Pendahuluan
Saat ini memotret sangat mudah dilakukan. Kemudahan
ini terutama ditunjang oleh keberadaan teknologi kamera yang sangat portable dan mudah digunakan. Berbagai
pilihan kamera tersedia sesuai dengan yang kita inginkan, dari yang paling
sederhana, hingga yang canggih dan rumit. Kehadiran teknologi digital memang
telah memudahkan untuk memotret. Sekarang kita dapat memotret setiap waktu
karena kamera hampir selalu berada dalam genggaman tangan atau di balik saku
pakaian kita. Bagi yang suka narsis dan “aktivis”
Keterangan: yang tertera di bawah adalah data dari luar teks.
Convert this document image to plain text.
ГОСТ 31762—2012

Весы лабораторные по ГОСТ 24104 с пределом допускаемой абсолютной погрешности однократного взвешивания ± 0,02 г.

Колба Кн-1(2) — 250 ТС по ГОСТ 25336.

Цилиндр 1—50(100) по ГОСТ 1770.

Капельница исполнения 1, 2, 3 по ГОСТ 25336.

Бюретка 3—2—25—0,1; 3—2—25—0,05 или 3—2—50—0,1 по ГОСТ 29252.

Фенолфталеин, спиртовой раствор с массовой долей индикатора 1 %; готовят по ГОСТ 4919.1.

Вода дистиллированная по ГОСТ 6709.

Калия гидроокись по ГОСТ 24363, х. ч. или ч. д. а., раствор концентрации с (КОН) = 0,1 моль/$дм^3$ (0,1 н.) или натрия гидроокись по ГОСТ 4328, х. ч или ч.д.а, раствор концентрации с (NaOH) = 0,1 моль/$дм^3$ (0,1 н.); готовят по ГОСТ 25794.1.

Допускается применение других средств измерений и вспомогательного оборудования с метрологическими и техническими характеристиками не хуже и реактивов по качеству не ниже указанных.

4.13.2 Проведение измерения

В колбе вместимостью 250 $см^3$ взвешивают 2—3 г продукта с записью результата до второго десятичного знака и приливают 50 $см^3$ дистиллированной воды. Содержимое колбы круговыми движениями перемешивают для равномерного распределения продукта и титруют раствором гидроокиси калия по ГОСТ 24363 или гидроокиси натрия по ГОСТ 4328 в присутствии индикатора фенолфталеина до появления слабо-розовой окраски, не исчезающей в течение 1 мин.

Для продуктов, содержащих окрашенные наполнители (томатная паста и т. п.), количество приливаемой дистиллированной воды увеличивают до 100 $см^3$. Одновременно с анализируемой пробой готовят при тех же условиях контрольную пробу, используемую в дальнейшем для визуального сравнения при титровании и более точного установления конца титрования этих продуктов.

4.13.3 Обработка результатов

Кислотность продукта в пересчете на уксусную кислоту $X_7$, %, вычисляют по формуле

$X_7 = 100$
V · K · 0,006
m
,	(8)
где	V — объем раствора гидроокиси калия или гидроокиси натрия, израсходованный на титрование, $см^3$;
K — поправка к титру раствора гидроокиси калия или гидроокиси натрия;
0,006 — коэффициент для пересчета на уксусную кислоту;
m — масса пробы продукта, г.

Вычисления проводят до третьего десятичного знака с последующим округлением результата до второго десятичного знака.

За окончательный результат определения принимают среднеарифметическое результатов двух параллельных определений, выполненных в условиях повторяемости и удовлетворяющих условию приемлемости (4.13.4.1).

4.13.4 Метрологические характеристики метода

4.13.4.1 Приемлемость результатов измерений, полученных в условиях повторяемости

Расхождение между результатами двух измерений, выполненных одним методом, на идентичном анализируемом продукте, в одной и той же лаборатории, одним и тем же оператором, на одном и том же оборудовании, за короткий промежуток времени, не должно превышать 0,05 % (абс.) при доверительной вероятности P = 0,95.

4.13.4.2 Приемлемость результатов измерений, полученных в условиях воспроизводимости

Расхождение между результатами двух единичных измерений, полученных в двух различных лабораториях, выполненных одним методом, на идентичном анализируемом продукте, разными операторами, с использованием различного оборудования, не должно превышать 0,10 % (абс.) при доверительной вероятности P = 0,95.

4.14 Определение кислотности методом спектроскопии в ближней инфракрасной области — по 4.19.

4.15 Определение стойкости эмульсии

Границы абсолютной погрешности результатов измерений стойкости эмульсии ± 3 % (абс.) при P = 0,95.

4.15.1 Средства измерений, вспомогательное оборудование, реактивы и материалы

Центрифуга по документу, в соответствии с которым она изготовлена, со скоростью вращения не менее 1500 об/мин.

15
jejaring sosial, memotret menjadi bagian dari keseharian. Bahkan kini segala
sesuatu yang ada akan berakhir dalam sebuah foto.
Dalam ilmu antropologi,
penggunaan fotografi sebagai bagian dari kerja etnografi sudah dilakukan sejak
lama. Dalam proses penelitian (khususnya Antropologi) pengumpulan data melalui
observasi merupakan bagian yang selalu dilakukan. Seorang peneliti akan
mengumpulkan data dengan melihat perilaku, interaksi, dan tentu saja artefak
masyarakat yang diteliti. Data dikumpulkan dengan mengandalkan kekuatan indera
pengelihatan (mata) yang dimiliki peneliti, namun pada prakteknya kemampuan
mata manusia terbatas. Apa yang kita lihat hanyalah yang ingin kita lihat dan
kita ingin menanggapinya (Collier, 1990). Sehingga seringkali kita memiliki
perbedaan terhadap apa yang dilihat oleh orang lain walaupun dalam posisi
geometris yang nyaris sama.
Kamera
dengan kemampuan optisnya menjadikannya sebagai alat yang dapat memperluas
jangkauan indera kita. Kamera sangat dipercaya untuk merekam suatu obyek bahkan
yang tidak mampu dilihat oleh mata manusia. Misalnya obyek yang sangat kecil,
sangat jauh, atau obyek yang bergerak sangat cepat. Seperti yang banyak dilakukan dalam disiplin
mikrobiologi dan astronomi. Sedangkan dalam ilmu sosial keberadaan kamera mampu
menghasilkan rekaman yang tidak terbantahkan. Melalui foto, seseorang dapat
melintasi batas ruang dan waktu,
menggugah perasaan sehingga mampu membawa suasana seolah-olah nyata
dalam sebuah citra visual. Keberhasilan Talbot menciptakan kamera yang mampu
merekam citra visual yang nyaris persis sama dengan apa yang direkam
memunculkan pandangan bahwa fotografi merupakan “The Pencil of Nature”. Rekaman
melalui kamera dianggap lebih alami, valid, dan objektif dibandingkan dengan
lukisan meskipun lukisan sangat mirip dengan kenyataan. Dengan melihat foto seolah-olah merasa berada
dan menyaksikan langsung peristiwa yang berlangsung. Kamera ditempatkan sebagai
alat yang mampu menghasilkan rekaman atas peristiwa yang benar-benar terjadi di
sana, pada saat itu. Namun, eksistensi foto menjadi ambigu. Meskipun diyakini
bahwa apa yang terekam dalam sebuah foto adalah peristiwa yang benar terjadi
pada ruang dan waktu tertentu, namun bagaimanapun juga foto itu bukanlah
peristiwanya, sehingga terjadi jarak
antara foto dengan peristiwanya.
Periode
awal penelitian antropologi yang menggunakan foto sebagai bagian/alat beretnografi
khususnya untuk mengumpulkan data telah dilakukan oleh Gregory Bateson dan Margaret Mead pada tahun
1940an. Mereka menggunakan foto untuk menunjukkan karakter orang Bali. Kemudian Richard Sorenson mengikuti jejak
Margaret Mead meneliti tentang perkembangan anak di New Guinea. Penggunaan data
visual dalam penelitian antropologi yang paling lazim adalah untuk ilustrasi
terhadap persoalan apa yang diteliti. Ilustrasi tersebut setidaknya untuk
meyakinkah bawa peneliti pernah hadir di sana (being there).